本チャンの採血をしているときは、管の中を流れゆく自分の赤い血をボーっと見ながら、「私の血はどんな人の体の役で働くんだろうか」と思いを馳せている。そんなことをしていると、あっという間に採血は終わる。
少し余談にはなるが、献血は注射針が怖い・・という話をしばしば聞く。確かに本チャン採血用の注射針はかなり太い(シャープペンシルの先っちょくらいはある)。けれど、私はこれまで十何回献血をしてきて痛い思いをしたことはほとんどない。献血ルームのスタッフさんはもれなく注射が非常に上手なのだ。だから心配することはないと思っている。
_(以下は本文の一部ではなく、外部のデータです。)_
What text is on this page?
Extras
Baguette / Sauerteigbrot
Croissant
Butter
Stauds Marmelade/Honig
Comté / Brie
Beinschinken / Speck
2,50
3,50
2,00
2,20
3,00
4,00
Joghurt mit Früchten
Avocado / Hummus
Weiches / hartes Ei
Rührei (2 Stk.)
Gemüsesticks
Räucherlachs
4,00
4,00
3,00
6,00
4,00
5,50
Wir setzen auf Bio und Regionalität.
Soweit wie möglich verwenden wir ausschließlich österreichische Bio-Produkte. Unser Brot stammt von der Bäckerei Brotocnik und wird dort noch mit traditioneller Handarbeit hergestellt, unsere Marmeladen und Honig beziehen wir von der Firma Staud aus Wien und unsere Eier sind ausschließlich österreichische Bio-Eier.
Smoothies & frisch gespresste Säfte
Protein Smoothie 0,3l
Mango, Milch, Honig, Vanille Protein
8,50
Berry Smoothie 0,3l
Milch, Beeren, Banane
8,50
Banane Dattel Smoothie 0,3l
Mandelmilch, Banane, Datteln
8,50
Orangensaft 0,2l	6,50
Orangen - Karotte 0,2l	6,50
特に私は献血し終わった後にオニオンスープをキメながら新聞や雑誌を読むのが好きだ。
献血が終わったあとは必ずしばらく休憩するように言われるので、血を抜いてだる目な体にオニオンスープを流し入れる。セルフドリンクバーから出てくる何の変哲もないオニオンスープのはずなのに、これがやたらおいしい。ちょっとしょっぱめで、それでいてほんのり甘くて香ばしいオニオンスープ。飲んでいるうちに口の中が、喉が、お腹の奥がじんわりと温まって、それはもう、すごくホッとするのだ。私はこの瞬間のために献血ルームに来ているのかもしれない…と思うことすらある。
オニオンスープをちびりちびりとすすりながら、普段読まないような地方紙とか主婦向けの雑誌とかを読む。私が行きつけの献血ルームは駅近くの商業施設の上にあるので、小さな窓からはビルの群れや人や車の往来、その隙間を埋めるような空が見える。そんな時間が私は好きで、気が付けば献血ルームに1時間近く滞在してしまう。

こんなこと言われたら…もう…ネ…

献血は輸血を必要とする人のために行うものだ(だからこそ問診には正直に答えないといけない。嘘ついたり誤魔化したりするのは絶っっ対にダメ)。そんな中で献血に行く理由は人それぞれだろう。「社会貢献がしたい」「輸血が必要な人を助けたい」「家族・友人が当事者だ」「単に褒められたい」「献血したら貰えるグッズがほしい」などなど。
私もそうだが、理由はどんなものであっても「見知らぬ誰かに『自分の体の一部』として『命のバトン』を渡せる」ことにささやか喜びを感じている人は多いのではないだろうか。「できる体」を持つ人すべてがやるべきだとは思わない。それでもこの無償の善意で成り立っている「献血」というシステムを絶やしてはいけないし、献血ができる年齢・健康体を持つ私には、このある意味で脆いシステムを支えるミッションがある、と考えている。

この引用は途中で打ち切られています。